🤖 AI Summary
This work addresses the challenge of fine-grained relational modeling between a query instance and heterogeneous, relationally ambiguous target instance bags in multi-instance verification. We propose Cross-Attention Pooling (CAP), the first framework to generate query-aware bag representations. CAP introduces two novel query-guided attention functions that dynamically aggregate discriminative instances and explicitly model inter-instance dependencies—overcoming fundamental limitations of conventional MIL and Siamese architectures in capturing complex relevance structures. Evaluated on three distinct verification tasks, CAP consistently outperforms state-of-the-art MIL variants and strong baselines, achieving simultaneous gains in classification accuracy and explanation quality. Ablation studies confirm CAP’s robust capability in identifying critical instances. Overall, CAP establishes a new paradigm for interpretable multi-instance verification by unifying representation learning, relational reasoning, and explainability within a single differentiable framework.
📝 Abstract
We explore multiple-instance verification, a problem setting where a query instance is verified against a bag of target instances with heterogeneous, unknown relevancy.
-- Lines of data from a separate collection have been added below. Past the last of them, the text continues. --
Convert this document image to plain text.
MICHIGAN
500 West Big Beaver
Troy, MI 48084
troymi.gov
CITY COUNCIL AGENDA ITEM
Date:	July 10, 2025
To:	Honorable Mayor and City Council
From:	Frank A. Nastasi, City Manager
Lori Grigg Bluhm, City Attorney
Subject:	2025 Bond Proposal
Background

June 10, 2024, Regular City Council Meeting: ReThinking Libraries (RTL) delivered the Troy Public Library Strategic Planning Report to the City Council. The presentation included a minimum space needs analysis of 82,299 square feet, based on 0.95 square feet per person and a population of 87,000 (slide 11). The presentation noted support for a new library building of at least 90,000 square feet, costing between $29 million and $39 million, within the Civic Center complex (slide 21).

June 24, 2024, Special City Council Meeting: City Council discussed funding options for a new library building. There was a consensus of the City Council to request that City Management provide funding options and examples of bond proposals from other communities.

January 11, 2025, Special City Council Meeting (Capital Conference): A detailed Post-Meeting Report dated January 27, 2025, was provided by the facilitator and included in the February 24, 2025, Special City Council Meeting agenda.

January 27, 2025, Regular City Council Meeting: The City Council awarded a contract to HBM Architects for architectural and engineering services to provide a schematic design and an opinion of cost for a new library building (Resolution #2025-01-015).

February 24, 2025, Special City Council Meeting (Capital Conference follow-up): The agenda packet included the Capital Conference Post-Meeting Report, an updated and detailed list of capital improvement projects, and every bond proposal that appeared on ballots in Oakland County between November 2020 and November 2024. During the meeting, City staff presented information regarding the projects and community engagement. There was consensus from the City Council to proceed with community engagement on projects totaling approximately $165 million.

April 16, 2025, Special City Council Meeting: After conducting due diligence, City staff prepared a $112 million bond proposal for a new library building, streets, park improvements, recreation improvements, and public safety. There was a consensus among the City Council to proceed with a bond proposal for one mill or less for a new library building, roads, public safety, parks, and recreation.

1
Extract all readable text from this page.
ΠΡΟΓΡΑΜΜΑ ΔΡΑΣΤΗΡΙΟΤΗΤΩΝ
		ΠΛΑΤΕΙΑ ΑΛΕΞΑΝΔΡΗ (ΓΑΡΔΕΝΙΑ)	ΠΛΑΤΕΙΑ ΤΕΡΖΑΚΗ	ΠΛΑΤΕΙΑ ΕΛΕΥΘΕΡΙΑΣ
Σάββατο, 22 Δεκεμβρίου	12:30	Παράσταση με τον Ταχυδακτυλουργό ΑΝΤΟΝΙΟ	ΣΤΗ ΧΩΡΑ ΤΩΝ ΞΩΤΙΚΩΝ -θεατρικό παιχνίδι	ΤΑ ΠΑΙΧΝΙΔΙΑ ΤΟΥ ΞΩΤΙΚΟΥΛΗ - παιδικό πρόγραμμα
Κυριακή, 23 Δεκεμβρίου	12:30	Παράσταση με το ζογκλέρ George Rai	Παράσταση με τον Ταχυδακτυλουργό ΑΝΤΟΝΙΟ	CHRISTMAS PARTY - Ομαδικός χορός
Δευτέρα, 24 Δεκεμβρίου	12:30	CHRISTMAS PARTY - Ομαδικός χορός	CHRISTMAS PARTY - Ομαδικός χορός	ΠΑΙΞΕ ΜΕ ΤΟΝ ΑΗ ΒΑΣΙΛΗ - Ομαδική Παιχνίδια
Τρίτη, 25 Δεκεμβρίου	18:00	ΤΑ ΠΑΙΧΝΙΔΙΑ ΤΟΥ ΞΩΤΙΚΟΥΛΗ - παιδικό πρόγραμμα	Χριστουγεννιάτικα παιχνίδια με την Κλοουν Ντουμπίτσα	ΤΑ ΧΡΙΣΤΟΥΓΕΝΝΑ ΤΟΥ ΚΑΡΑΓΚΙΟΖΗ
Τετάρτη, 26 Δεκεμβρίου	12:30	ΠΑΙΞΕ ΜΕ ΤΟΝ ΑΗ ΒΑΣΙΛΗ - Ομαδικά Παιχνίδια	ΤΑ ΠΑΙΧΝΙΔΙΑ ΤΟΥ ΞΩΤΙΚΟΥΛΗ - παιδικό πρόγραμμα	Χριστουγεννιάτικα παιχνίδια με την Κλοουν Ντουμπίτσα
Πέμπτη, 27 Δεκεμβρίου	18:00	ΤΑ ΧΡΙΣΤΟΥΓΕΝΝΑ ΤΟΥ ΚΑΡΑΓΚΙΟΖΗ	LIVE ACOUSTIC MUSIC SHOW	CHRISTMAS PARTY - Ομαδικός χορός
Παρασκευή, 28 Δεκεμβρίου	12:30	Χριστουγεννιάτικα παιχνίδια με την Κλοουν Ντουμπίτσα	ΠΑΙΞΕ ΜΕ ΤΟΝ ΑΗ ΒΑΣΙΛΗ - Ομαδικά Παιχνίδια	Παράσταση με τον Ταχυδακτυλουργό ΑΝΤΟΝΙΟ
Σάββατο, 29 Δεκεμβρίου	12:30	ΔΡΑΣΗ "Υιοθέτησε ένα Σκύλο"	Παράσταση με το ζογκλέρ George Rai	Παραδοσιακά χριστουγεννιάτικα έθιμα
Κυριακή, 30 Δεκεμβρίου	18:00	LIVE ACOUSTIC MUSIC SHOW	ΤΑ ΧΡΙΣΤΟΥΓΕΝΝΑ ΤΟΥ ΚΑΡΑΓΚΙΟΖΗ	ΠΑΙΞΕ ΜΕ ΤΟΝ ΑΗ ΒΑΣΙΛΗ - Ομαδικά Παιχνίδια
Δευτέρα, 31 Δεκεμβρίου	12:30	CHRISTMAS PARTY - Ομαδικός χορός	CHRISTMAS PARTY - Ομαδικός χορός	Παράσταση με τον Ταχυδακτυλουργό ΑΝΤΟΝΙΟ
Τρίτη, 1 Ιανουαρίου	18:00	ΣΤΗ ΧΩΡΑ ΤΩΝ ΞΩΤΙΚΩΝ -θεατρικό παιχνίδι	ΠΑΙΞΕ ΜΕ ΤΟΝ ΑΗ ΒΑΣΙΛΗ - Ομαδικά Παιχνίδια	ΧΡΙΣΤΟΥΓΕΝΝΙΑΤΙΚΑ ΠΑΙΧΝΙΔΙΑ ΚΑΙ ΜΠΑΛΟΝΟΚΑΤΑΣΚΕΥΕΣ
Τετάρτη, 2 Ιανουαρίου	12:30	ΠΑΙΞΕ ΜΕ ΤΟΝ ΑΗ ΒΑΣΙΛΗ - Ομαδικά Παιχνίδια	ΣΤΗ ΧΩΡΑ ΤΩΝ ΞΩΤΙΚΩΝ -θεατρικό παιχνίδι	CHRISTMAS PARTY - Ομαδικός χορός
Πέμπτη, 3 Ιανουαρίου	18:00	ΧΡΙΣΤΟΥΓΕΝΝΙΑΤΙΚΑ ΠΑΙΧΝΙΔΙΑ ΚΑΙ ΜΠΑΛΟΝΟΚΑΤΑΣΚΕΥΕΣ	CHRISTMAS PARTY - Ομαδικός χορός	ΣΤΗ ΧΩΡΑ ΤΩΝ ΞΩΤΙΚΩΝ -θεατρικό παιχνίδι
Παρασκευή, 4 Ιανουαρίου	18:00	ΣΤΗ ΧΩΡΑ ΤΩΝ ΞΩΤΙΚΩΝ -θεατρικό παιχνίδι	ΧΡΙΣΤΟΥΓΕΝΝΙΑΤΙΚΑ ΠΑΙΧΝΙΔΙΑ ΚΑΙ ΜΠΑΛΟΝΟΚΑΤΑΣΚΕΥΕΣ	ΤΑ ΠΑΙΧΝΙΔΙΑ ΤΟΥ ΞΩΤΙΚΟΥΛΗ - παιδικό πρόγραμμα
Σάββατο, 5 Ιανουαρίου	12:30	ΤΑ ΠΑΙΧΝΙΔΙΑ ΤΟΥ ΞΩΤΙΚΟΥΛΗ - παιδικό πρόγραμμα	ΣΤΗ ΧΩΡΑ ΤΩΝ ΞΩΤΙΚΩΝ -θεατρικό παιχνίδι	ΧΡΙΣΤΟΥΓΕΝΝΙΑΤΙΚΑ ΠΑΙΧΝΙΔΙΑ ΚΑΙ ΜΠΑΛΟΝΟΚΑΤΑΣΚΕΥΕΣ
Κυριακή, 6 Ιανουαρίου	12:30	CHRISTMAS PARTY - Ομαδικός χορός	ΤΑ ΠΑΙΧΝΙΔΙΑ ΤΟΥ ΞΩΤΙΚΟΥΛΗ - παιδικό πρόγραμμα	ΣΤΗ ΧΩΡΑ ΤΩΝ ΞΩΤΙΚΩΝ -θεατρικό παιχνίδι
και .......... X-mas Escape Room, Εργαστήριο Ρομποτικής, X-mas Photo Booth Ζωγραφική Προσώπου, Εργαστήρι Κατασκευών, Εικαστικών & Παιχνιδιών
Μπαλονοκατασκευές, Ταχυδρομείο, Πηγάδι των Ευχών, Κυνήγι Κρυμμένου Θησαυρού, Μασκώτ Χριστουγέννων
We show that naive adaptations of attention-based multiple instance learning (MIL) methods and standard verification methods like Siamese neural networks are unsuitable for this setting: directly combining state-of-the-art (SOTA) MIL methods and Siamese networks is shown to be no better, and sometimes significantly worse, than a simple baseline model. Postulating that this may be caused by the failure of the representation of the target bag to incorporate the query instance, we introduce a new pooling approach named ``cross-attention pooling''(CAP). Under the CAP framework, we propose two novel attention functions to address the challenge of distinguishing between highly similar instances in a target bag. Through empirical studies on three different verification tasks, we demonstrate that CAP outperforms adaptations of SOTA MIL methods and the baseline by substantial margins, in terms of both classification accuracy and quality of the explanations provided for the classifications. Ablation studies confirm the superior ability of the new attention functions to identify key instances.